Before my eyes, though it did not appear so at first, a grand design appears. The father gathers some threads in his hand, then nods, and the son moves the shuttle from one side to the other. A few more threads, another nod, and again the son responds by moving the shuttle. The process seems almost Sisyphus-like in its repetition, the silence broken only occasionally with a comment or by some visitor who interrupts to ask a question about the end design. The father smiles and tries in broken English to explain the picture he has in his mind, but compared to the magnificence of the final product, it is a mere lisp. I know that if I were to come back a few weeks later — in some instances a few months later — I would see the spools of thread almost empty and a six-yard-long sari, breathtaking in all of its splendor.

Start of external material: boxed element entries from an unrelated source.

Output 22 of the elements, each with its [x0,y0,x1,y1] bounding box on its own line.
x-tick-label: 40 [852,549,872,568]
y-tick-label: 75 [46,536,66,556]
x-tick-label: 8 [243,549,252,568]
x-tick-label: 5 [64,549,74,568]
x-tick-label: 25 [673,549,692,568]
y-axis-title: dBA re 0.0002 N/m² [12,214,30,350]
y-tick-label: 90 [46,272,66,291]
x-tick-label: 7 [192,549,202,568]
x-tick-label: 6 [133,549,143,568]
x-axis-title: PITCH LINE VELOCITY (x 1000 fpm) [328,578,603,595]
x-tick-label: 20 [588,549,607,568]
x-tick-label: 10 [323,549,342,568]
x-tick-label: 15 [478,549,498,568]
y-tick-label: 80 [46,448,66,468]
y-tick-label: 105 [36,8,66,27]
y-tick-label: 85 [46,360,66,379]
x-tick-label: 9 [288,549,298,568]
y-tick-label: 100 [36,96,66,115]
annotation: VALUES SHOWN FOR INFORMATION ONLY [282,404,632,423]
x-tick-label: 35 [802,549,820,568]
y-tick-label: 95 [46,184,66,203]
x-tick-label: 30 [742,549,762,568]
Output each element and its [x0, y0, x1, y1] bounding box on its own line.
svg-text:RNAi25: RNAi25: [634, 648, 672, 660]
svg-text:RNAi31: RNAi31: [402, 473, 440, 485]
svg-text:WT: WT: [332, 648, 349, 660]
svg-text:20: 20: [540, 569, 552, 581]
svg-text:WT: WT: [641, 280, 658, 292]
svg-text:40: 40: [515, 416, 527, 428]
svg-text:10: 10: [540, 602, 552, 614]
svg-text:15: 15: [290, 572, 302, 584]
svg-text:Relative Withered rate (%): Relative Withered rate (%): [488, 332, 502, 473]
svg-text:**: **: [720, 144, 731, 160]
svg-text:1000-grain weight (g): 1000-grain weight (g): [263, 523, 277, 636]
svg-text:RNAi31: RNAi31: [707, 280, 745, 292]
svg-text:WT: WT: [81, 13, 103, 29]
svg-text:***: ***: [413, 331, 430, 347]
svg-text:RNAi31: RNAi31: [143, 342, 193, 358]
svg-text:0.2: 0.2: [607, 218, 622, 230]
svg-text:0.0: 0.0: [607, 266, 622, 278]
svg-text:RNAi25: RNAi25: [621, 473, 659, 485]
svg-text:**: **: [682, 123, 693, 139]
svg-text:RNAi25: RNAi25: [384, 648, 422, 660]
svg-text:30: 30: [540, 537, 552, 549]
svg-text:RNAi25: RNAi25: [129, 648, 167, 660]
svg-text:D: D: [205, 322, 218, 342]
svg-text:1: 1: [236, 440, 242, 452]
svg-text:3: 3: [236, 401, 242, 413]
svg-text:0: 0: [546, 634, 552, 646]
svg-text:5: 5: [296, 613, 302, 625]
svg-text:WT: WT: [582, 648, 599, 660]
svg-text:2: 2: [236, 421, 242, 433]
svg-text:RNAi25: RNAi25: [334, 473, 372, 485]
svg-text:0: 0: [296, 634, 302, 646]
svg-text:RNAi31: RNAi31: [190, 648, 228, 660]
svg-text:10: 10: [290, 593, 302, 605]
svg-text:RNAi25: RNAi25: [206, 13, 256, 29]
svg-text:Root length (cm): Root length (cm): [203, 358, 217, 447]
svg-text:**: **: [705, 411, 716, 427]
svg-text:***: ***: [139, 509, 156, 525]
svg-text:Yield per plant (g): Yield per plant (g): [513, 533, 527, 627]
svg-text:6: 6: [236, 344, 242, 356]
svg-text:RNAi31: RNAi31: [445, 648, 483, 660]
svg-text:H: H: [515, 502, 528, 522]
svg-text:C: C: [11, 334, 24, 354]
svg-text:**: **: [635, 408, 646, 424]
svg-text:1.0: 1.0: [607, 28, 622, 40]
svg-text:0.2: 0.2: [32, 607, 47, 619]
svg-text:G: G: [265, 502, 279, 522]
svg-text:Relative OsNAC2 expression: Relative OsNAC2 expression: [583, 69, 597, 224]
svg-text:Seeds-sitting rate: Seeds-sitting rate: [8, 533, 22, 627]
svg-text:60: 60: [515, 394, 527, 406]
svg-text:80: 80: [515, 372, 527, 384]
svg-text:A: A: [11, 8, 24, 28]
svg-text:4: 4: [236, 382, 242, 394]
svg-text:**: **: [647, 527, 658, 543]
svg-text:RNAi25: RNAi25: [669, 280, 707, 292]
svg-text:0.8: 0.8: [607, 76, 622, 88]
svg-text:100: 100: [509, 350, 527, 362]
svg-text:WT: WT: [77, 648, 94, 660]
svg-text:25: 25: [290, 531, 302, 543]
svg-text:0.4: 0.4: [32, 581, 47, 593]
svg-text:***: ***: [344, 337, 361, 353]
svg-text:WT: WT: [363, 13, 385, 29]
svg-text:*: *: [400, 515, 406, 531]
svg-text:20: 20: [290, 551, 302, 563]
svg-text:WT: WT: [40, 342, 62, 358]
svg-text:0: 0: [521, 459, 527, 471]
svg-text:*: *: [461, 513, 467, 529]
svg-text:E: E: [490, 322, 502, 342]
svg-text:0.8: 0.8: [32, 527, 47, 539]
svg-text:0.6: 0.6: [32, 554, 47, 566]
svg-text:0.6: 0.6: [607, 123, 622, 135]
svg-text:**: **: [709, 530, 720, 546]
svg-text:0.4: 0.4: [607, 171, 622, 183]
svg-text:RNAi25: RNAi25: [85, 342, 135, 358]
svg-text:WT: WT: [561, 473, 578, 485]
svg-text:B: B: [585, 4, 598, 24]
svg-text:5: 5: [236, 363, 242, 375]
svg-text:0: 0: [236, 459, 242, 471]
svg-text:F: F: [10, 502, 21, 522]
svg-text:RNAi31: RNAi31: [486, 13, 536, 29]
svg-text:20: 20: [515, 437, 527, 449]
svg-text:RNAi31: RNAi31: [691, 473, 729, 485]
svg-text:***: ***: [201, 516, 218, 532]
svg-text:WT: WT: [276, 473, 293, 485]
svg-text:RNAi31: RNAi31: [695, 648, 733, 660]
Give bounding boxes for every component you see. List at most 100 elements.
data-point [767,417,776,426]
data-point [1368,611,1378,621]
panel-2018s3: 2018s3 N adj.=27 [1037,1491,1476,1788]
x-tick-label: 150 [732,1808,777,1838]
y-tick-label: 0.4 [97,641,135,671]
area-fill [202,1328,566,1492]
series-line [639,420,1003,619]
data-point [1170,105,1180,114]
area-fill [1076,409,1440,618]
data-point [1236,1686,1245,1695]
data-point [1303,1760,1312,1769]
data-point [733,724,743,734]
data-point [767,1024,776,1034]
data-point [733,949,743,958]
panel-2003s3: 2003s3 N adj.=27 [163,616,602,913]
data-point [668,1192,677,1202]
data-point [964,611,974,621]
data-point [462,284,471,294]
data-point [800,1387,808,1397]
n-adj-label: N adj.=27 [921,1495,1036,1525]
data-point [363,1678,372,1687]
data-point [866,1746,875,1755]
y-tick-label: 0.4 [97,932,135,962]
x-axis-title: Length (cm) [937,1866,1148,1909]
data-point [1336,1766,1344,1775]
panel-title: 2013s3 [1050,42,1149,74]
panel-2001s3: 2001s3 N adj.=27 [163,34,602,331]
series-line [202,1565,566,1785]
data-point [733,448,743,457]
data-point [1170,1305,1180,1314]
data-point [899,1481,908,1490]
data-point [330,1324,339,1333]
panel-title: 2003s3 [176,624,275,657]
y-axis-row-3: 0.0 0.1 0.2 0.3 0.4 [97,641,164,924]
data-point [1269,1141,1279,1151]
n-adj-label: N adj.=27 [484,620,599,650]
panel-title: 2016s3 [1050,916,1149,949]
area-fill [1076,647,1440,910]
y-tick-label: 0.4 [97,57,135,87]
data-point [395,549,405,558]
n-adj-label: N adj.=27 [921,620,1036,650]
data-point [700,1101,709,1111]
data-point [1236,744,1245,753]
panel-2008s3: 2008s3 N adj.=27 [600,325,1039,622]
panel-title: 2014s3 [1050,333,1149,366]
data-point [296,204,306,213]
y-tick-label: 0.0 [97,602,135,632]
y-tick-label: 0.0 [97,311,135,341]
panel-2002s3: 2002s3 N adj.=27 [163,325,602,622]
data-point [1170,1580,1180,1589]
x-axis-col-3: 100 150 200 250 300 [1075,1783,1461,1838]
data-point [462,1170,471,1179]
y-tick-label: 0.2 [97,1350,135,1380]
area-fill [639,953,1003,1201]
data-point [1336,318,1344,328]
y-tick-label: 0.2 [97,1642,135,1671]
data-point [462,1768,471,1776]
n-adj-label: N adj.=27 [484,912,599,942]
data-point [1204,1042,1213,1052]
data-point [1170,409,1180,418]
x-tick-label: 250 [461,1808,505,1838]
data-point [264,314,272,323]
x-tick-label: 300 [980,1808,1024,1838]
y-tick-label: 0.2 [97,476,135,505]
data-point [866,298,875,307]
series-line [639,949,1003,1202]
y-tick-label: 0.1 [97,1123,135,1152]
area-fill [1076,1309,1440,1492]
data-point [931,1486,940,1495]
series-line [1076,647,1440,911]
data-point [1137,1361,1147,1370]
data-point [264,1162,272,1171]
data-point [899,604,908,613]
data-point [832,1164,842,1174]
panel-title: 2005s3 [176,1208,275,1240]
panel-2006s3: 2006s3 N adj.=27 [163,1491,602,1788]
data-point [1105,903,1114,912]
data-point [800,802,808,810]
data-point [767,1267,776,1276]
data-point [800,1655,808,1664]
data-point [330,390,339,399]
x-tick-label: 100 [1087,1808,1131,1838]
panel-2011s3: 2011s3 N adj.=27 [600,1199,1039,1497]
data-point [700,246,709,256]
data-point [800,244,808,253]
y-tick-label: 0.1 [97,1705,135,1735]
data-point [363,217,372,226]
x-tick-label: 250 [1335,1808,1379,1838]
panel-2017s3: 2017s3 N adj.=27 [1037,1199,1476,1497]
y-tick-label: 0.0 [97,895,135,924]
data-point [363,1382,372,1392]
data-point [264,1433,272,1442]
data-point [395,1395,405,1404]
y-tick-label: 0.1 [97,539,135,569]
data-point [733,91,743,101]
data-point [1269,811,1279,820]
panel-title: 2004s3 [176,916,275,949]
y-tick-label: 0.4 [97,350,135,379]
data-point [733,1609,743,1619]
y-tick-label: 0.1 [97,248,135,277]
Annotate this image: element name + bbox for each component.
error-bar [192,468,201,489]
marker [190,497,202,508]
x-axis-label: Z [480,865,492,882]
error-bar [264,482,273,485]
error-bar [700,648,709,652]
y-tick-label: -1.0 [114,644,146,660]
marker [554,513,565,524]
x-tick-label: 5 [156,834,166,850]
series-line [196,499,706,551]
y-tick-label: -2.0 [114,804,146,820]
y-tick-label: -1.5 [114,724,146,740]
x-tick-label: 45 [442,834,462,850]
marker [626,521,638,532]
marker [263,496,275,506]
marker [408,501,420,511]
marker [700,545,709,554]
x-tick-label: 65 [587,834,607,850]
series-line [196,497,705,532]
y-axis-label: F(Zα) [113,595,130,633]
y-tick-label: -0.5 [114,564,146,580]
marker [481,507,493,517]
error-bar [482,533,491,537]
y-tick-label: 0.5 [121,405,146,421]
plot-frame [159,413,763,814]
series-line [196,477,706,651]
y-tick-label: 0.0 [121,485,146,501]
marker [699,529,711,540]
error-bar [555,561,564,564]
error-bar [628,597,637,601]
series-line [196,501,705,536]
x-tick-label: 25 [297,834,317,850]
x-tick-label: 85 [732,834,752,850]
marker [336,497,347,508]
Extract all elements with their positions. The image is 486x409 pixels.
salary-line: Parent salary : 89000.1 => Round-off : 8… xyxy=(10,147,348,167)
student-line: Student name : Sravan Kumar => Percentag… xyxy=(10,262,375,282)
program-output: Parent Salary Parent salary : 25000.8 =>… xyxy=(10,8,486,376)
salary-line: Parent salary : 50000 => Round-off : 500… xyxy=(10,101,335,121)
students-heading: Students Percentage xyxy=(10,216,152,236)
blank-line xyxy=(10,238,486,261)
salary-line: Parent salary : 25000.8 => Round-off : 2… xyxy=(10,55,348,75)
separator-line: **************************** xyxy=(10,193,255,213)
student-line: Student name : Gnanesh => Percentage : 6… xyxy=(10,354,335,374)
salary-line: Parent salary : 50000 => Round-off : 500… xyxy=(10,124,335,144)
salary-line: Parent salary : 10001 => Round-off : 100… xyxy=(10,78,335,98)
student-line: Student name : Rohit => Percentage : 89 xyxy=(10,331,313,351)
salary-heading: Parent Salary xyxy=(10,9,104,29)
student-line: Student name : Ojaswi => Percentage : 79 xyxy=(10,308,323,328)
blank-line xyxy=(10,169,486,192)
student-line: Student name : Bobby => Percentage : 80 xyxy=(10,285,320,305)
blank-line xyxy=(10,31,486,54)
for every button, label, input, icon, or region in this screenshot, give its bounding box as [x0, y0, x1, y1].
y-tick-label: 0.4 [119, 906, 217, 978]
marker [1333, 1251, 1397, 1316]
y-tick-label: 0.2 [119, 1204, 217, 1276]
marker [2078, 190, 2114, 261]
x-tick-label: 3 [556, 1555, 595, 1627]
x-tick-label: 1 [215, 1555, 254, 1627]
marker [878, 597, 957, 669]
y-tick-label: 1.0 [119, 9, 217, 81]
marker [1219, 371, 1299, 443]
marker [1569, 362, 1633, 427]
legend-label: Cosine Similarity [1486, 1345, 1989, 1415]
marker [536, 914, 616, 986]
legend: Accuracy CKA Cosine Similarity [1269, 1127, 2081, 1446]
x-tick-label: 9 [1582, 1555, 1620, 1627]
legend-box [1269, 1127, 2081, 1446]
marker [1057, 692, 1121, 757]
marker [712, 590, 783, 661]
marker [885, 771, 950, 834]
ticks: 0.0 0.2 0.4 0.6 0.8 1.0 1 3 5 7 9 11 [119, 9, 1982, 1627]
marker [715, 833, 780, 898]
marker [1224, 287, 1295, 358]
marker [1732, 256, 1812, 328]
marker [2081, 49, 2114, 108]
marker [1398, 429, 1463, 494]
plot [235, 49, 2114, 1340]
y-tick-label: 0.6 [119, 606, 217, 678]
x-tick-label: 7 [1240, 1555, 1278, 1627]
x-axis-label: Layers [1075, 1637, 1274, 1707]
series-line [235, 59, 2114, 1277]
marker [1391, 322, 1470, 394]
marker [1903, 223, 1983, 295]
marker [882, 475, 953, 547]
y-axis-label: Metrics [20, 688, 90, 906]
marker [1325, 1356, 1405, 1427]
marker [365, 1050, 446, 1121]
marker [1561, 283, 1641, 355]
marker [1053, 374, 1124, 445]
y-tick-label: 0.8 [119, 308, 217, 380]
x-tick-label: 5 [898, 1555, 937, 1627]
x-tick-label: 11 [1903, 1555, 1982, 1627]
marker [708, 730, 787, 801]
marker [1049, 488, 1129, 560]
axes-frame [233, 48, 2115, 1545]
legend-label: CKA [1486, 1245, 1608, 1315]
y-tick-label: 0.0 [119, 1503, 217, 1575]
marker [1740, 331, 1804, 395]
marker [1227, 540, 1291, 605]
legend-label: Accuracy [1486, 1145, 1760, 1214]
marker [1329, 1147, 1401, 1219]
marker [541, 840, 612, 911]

Throughout the process, the son has had a much easier task. Most likely he has often felt bored. Perhaps his back has ached or his legs have gone to sleep. Perhaps he has wished for some other calling in life — something he might find more stimulating or fulfilling. He has but one task, namely, to move the shuttle as directed by the father’s nod, hoping to learn to think like the father so that he can carry on the business at the appropriate time.
Yet the whole time, the design has remained in the mind of the father as he held the threads. In a few days, this sari will make its way to a shop in Delhi or Bombay or Calcutta. A lovely young lady with her mother will note the saris on display. This one will catch her eye and she will exclaim, “Bohut badiya [how grand]! Khupsurat [what a beautiful face]!” A sari with a beautiful face, because a grand weaver has purposefully designed it. Before long, it will be draped around her, beautifying the lovely bride.
Now if an ordinary weaver can take a collection of colored threads and create a garment to beautify the face, is it not possible that the Grand Weaver has a design in mind for you, a design that will adorn you as he uses your life to fashion you for his purpose, using all the threads within his reach?
One little stanza of an Isaac Watts’ hymn illustrates God’s majesty, expressed in the unique way he has made each one of us:
Our life contains a thousand springs,
and dies if one be gone;
strange that a harp of a thousand strings
should keep in tune so long!3
Once you begin to see God’s hand in your life, you will know that his workmanship within you and through you was tailor-made, just for you. His design for your life pulls together every thread of your existence into a magnificent work of art. Every thread matters and has a specific purpose. I pray that as you read these pages, you will see those threads come together and know that God is indeed the Grand Weaver of your life.